Their van has a fresh oil change and AAA donated a one-week membership in case anything goes wrong.

"They have thought of everything and done everything," Susan Newton said.

When they get to Disney World, Cody won't have to wait in any lines.

"They're treated like VIPs," Jennings said.

Cody wants to go to Sea World as well as Disney's Epcot Center and the new Wild Kingdom.

A trip to Disney World is the most popular wish. Other children ask for gifts like a new personal computer or to meet their heroes, said Make-A-Wish spokesman Michael Graber.

As the trip got closer, Cody got more wound up about the trip.

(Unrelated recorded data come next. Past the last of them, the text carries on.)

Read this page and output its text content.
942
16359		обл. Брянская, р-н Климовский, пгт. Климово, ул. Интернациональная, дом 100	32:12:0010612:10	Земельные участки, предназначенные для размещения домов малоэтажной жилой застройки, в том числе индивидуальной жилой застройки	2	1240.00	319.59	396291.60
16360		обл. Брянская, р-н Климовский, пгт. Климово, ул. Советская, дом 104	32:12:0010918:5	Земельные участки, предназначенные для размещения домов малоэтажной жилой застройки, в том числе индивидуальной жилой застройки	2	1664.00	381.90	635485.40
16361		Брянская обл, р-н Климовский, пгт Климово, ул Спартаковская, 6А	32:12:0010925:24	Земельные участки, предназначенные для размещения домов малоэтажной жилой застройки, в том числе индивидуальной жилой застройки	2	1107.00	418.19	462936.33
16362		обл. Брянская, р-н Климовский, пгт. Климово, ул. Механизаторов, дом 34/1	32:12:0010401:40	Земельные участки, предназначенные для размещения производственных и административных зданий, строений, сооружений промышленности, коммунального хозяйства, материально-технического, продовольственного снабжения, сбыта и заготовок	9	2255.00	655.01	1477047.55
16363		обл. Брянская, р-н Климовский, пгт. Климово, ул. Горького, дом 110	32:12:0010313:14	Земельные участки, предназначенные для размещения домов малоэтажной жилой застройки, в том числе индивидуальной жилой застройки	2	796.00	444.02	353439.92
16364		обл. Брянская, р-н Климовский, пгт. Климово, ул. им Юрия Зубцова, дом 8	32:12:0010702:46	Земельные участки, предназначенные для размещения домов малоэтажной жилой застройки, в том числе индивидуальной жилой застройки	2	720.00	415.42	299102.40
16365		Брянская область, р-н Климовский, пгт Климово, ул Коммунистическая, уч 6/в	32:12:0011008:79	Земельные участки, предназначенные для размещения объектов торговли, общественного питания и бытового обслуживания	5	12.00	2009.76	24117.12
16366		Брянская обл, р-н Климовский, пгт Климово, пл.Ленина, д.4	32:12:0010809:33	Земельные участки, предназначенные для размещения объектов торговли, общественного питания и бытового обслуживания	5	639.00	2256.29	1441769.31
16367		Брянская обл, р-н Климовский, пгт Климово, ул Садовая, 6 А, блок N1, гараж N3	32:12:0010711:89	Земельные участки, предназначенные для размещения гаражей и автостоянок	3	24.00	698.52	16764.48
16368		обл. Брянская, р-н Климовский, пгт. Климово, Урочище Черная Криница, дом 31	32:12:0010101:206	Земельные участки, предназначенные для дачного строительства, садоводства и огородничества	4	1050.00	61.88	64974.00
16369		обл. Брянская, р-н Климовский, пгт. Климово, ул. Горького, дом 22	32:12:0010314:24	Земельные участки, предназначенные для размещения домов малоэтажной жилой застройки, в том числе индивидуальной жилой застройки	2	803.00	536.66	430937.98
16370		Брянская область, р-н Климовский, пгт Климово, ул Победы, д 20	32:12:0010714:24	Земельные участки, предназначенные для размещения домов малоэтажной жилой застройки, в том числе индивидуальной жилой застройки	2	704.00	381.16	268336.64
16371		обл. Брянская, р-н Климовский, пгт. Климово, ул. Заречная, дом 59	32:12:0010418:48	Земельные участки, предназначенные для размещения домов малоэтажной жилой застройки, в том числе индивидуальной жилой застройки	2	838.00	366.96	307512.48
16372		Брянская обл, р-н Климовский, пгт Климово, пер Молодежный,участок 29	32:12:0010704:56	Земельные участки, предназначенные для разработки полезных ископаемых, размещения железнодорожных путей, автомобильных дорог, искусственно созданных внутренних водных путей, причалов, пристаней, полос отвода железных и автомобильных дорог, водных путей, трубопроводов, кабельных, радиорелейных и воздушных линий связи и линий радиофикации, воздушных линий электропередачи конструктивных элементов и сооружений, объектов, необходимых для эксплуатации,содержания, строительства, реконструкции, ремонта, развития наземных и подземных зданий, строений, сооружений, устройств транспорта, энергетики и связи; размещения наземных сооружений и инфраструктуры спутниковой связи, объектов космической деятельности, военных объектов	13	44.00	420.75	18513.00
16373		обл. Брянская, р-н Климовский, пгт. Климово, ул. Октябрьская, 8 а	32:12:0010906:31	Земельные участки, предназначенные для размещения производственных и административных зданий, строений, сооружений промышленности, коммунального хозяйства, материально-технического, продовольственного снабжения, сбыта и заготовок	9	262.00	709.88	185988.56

He seemed to be enjoying all the attention.

"I'm a superstar," he said.

Cody, who just finished third grade at Pangborn Elementary, doesn't let his wheelchair stop him from doing things like playing baseball or bowling.

"I'm going for a walk, mom," Cody says, and tools down a side street in his powered wheelchair.

His wheelchair got serviced Friday morning, except it still doesn't have the extra power Cody keeps requesting.

"I want it geared up," he said.

Cody has used a wheelchair for about a year.

He has Duchenne muscular dystrophy, the most common form of the disease in children and one of the most deadly. Life expectancy is in the teens to early 20s.

Susan Newton said she wanted Cody to go to Disney World while he is well enough to enjoy himself.

"He's so healthy and beautiful and it's not going to always be that way," she said.